Weight Loss Surgery for You

Your surgeon will want to find out that you are having the surgery for yourself and not for anyone else.  This may seem an odd concept, however it is not uncommon for some candidates for weight loss surgery to have felt pressurised into it by a spouse.  You are the one who will have to take the risks of surgery, live with the possible side effects and commit to aftercare so it is vital that you are having the surgery for you and you alone.

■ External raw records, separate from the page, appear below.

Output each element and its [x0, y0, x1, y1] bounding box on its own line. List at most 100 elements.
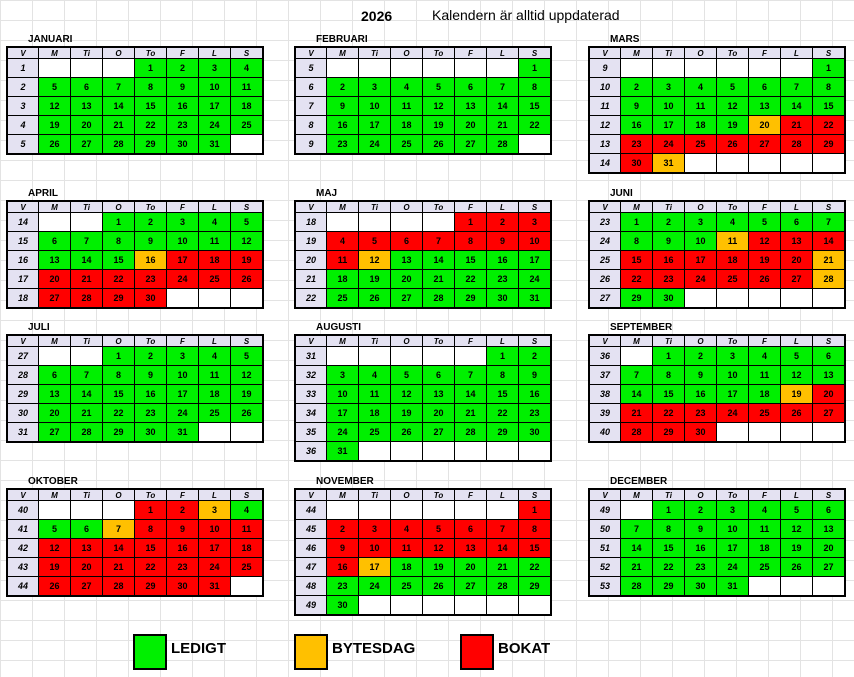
- day-cell[interactable]: 21: [486, 115, 519, 135]
- day-cell[interactable]: 10: [358, 96, 391, 116]
- day-cell[interactable]: 11: [748, 365, 781, 385]
- day-cell[interactable]: 16: [486, 250, 519, 270]
- day-cell[interactable]: 10: [716, 365, 749, 385]
- day-cell[interactable]: 19: [748, 250, 781, 270]
- empty-day-cell[interactable]: [102, 58, 135, 78]
- day-cell[interactable]: 4: [326, 231, 359, 251]
- day-cell[interactable]: 23: [684, 557, 717, 577]
- empty-day-cell[interactable]: [358, 346, 391, 366]
- day-cell[interactable]: 21: [780, 115, 813, 135]
- day-cell[interactable]: 16: [684, 384, 717, 404]
- empty-day-cell[interactable]: [620, 58, 653, 78]
- empty-day-cell[interactable]: [358, 212, 391, 232]
- day-cell[interactable]: 13: [780, 231, 813, 251]
- day-cell[interactable]: 28: [780, 134, 813, 154]
- day-cell[interactable]: 24: [326, 422, 359, 442]
- day-cell[interactable]: 18: [198, 384, 231, 404]
- day-cell[interactable]: 1: [102, 212, 135, 232]
- day-cell[interactable]: 5: [230, 346, 264, 366]
- day-cell[interactable]: 15: [134, 538, 167, 558]
- day-cell[interactable]: 26: [358, 288, 391, 309]
- day-cell[interactable]: 3: [518, 212, 552, 232]
- day-cell[interactable]: 30: [486, 288, 519, 309]
- day-cell[interactable]: 14: [812, 231, 846, 251]
- day-cell[interactable]: 15: [486, 384, 519, 404]
- day-cell[interactable]: 31: [166, 422, 199, 443]
- empty-day-cell[interactable]: [812, 153, 846, 174]
- day-cell[interactable]: 1: [518, 58, 552, 78]
- day-cell[interactable]: 26: [38, 576, 71, 597]
- empty-day-cell[interactable]: [652, 58, 685, 78]
- day-cell[interactable]: 2: [518, 346, 552, 366]
- empty-day-cell[interactable]: [422, 595, 455, 616]
- day-cell[interactable]: 9: [134, 231, 167, 251]
- day-cell[interactable]: 16: [134, 384, 167, 404]
- day-cell[interactable]: 26: [390, 422, 423, 442]
- day-cell[interactable]: 18: [358, 403, 391, 423]
- day-cell[interactable]: 1: [134, 58, 167, 78]
- day-cell[interactable]: 30: [134, 288, 167, 309]
- day-cell[interactable]: 17: [166, 384, 199, 404]
- empty-day-cell[interactable]: [38, 212, 71, 232]
- day-cell[interactable]: 18: [230, 538, 264, 558]
- day-cell[interactable]: 7: [454, 365, 487, 385]
- day-cell[interactable]: 13: [38, 250, 71, 270]
- empty-day-cell[interactable]: [454, 500, 487, 520]
- day-cell[interactable]: 23: [684, 403, 717, 423]
- day-cell[interactable]: 2: [166, 58, 199, 78]
- day-cell[interactable]: 7: [620, 519, 653, 539]
- day-cell[interactable]: 13: [454, 96, 487, 116]
- empty-day-cell[interactable]: [486, 500, 519, 520]
- day-cell[interactable]: 23: [326, 576, 359, 596]
- day-cell[interactable]: 22: [454, 269, 487, 289]
- day-cell[interactable]: 5: [38, 77, 71, 97]
- day-cell[interactable]: 19: [780, 538, 813, 558]
- day-cell[interactable]: 31: [518, 288, 552, 309]
- day-cell[interactable]: 22: [102, 269, 135, 289]
- day-cell[interactable]: 11: [230, 77, 264, 97]
- day-cell[interactable]: 11: [230, 519, 264, 539]
- empty-day-cell[interactable]: [358, 500, 391, 520]
- day-cell[interactable]: 27: [812, 557, 846, 577]
- day-cell[interactable]: 21: [102, 115, 135, 135]
- empty-day-cell[interactable]: [454, 441, 487, 462]
- day-cell[interactable]: 27: [422, 422, 455, 442]
- day-cell[interactable]: 25: [390, 134, 423, 155]
- day-cell[interactable]: 28: [620, 576, 653, 597]
- day-cell[interactable]: 27: [812, 403, 846, 423]
- day-cell[interactable]: 5: [422, 519, 455, 539]
- day-cell[interactable]: 7: [780, 77, 813, 97]
- empty-day-cell[interactable]: [102, 500, 135, 520]
- empty-day-cell[interactable]: [326, 346, 359, 366]
- empty-day-cell[interactable]: [390, 500, 423, 520]
- empty-day-cell[interactable]: [70, 346, 103, 366]
- day-cell[interactable]: 3: [326, 365, 359, 385]
- day-cell[interactable]: 23: [134, 269, 167, 289]
- day-cell[interactable]: 15: [620, 250, 653, 270]
- day-cell[interactable]: 19: [422, 115, 455, 135]
- day-cell[interactable]: 27: [38, 422, 71, 443]
- day-cell[interactable]: 1: [454, 212, 487, 232]
- day-cell[interactable]: 21: [620, 403, 653, 423]
- day-cell[interactable]: 27: [748, 134, 781, 154]
- day-cell[interactable]: 30: [166, 134, 199, 155]
- empty-day-cell[interactable]: [230, 134, 264, 155]
- day-cell[interactable]: 5: [716, 77, 749, 97]
- day-cell[interactable]: 25: [748, 557, 781, 577]
- empty-day-cell[interactable]: [716, 58, 749, 78]
- day-cell[interactable]: 27: [454, 134, 487, 155]
- day-cell[interactable]: 15: [812, 96, 846, 116]
- day-cell[interactable]: 16: [652, 250, 685, 270]
- day-cell[interactable]: 11: [390, 538, 423, 558]
- empty-day-cell[interactable]: [454, 58, 487, 78]
- day-cell[interactable]: 4: [684, 77, 717, 97]
- day-cell[interactable]: 12: [748, 231, 781, 251]
- day-cell[interactable]: 20: [422, 403, 455, 423]
- day-cell[interactable]: 9: [166, 77, 199, 97]
- day-cell[interactable]: 8: [652, 519, 685, 539]
- day-cell[interactable]: 16: [620, 115, 653, 135]
- day-cell[interactable]: 8: [102, 365, 135, 385]
- day-cell[interactable]: 11: [390, 96, 423, 116]
- day-cell[interactable]: 20: [390, 269, 423, 289]
- day-cell[interactable]: 23: [486, 269, 519, 289]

If you have established that you are a suitable candidate for weight loss surgery you will probably be considering how your life might look post surgery.  Typical questions patients have are about exercise, diet and emotional issues.  Often GP’s and surgeons talk of ‘lifestyle changes’ what are these lifestyle changes?  You will need to be aware of the changes you will need to make in your diet, the supplements you will need to take, the amount of exercise you will need to do and be aware some of the emotional challenges you may face.  Of course it is also a good idea to be aware of the positive changes you will experience post surgery and to keep those in mind, however keeping a balanced view is best.  Knowing that although in the long term your life will be changed for the better in many ways, there will be challenges to face and changes and new habits to be learnt.  You can find information in all sorts of places, some information will be helpful and informative, other information will be unhelpful or in some cases inaccurate.  When researching weight loss surgery and if it is right for you, use a variety of sources.  Of course your surgeon and health professionals are the best source of information but there are also support-groups and journals and magazines.  Sometimes speaking to others who have had weight loss surgery is helpful but their advice can be based on their own experiences, which could be different for you.  Although it is a good idea to speak to others who have had surgery, do not be too influenced by their views and always check other sources if you are unsure about anything they have told you.  In particular be wary of information you receive from the media.  Often news stories about weight loss surgery are sensational and extremes, which make the surgery sound either life threatening or a miracle cure.  Chat rooms are a great source of meeting like-minded people who are sharing similar experiences, they can however be bad places for accurate facts.